Les entreprises doivent tenir compte de la pénurie actuelle de main-d’œuvre et à venir : 100 000 postes à pourvoir au Québec selon les plus récentes statistiques. Devant un faible taux de natalité, l’immigration reste une solution inévitable.

« Il faudra donc s’ouvrir davantage, juge Candice Maxis. Si l’entreprise ne tente pas de créer des liens avec les communautés qu’elle sert, elle va les perdre. Les candidats à l’emploi ont désormais le choix. Les millénariaux, en entrevue d’embauche, posent des questions qui n’existaient pas avant, du genre : à quoi ressemble la diversité dans l’entreprise? Si la personne venant d’un groupe sous-représenté ne se retrouve pas dans l’entreprise, elle ira voir ailleurs. Près d’une personne sur deux risque de changer d’emploi après la pandémie. Les entreprises devront se montrer ouvertes et inclusives. »

Sous la responsabilité de la Commission des droits de la personne et des droits de la jeunesse, la Loi sur l’accès à l’égalité en emploi2 a fêté ses 20 ans au Québec. Elle s’applique aux organismes publics et aux entreprises de 100 employés et plus. Le manque de ressources fait en sorte, cependant, que ses effets sont peu concluants.

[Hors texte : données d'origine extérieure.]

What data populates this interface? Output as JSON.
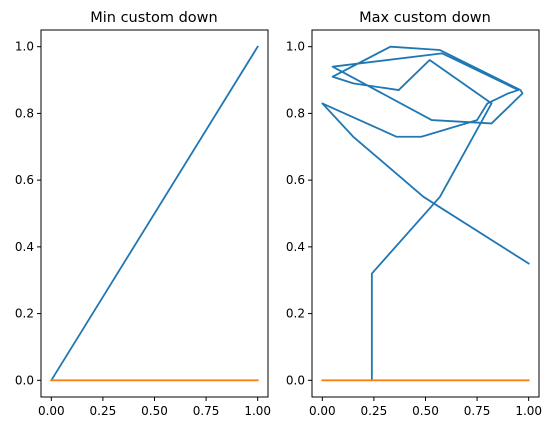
{
  "colors": {
    "series1": "#1f77b4",
    "series2": "#ff7f0e"
  },
  "chart_data": [
    {
      "type": "line",
      "title": "Min custom down",
      "xlim": [
        -0.05,
        1.05
      ],
      "ylim": [
        -0.05,
        1.05
      ],
      "xticks": [
        0.0,
        0.25,
        0.5,
        0.75,
        1.0
      ],
      "xtick_labels": [
        "0.00",
        "0.25",
        "0.50",
        "0.75",
        "1.00"
      ],
      "yticks": [
        0.0,
        0.2,
        0.4,
        0.6,
        0.8,
        1.0
      ],
      "ytick_labels": [
        "0.0",
        "0.2",
        "0.4",
        "0.6",
        "0.8",
        "1.0"
      ],
      "series": [
        {
          "x": [
            0.0,
            1.0
          ],
          "y": [
            0.0,
            1.0
          ]
        },
        {
          "x": [
            0.0,
            1.0
          ],
          "y": [
            0.0,
            0.0
          ]
        }
      ]
    },
    {
      "type": "line",
      "title": "Max custom down",
      "xlim": [
        -0.05,
        1.05
      ],
      "ylim": [
        -0.05,
        1.05
      ],
      "xticks": [
        0.0,
        0.25,
        0.5,
        0.75,
        1.0
      ],
      "xtick_labels": [
        "0.00",
        "0.25",
        "0.50",
        "0.75",
        "1.00"
      ],
      "yticks": [
        0.0,
        0.2,
        0.4,
        0.6,
        0.8,
        1.0
      ],
      "ytick_labels": [
        "0.0",
        "0.2",
        "0.4",
        "0.6",
        "0.8",
        "1.0"
      ],
      "series": [
        {
          "x": [
            0.24,
            0.24,
            0.24,
            0.57,
            0.82,
            0.52,
            0.37,
            0.15,
            0.05,
            0.33,
            0.57,
            0.96,
            0.97,
            0.82,
            0.53,
            0.05,
            0.58,
            0.95,
            0.9,
            0.8,
            0.75,
            0.48,
            0.36,
            0.0,
            0.15,
            0.49,
            1.0
          ],
          "y": [
            0.0,
            0.01,
            0.32,
            0.55,
            0.83,
            0.96,
            0.87,
            0.89,
            0.91,
            1.0,
            0.99,
            0.87,
            0.86,
            0.77,
            0.78,
            0.94,
            0.98,
            0.87,
            0.86,
            0.83,
            0.78,
            0.73,
            0.73,
            0.83,
            0.73,
            0.55,
            0.35
          ]
        },
        {
          "x": [
            0.0,
            1.0
          ],
          "y": [
            0.0,
            0.0
          ]
        }
      ]
    }
  ]
}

« Quand on regarde à l’interne, je doute de la volonté de certains à mettre de l’avant l’inclusion. Ça commence souvent par un élément déclencheur comme une plainte ou la recherche de compétences particulières. Mais si une entreprise connaît une pénurie de main-d’œuvre, c’est peut-être parce qu’elle ne regarde pas les bons bassins d’emploi. En entrepreneuriat, les femmes sont encore représentées au Canada à 15 %. Dans le cas des femmes racisées ou autochtones, c’est encore pire. Chez les entrepreneurs immigrants, il y a beaucoup de demandes, mais les démarches n’aboutissent pas. Peut-être faudra-t-il, à un certain moment, forcer la main aux employeurs en élargissant l’application de la loi, en la rendant plus contraignante », conclut Tania Saba.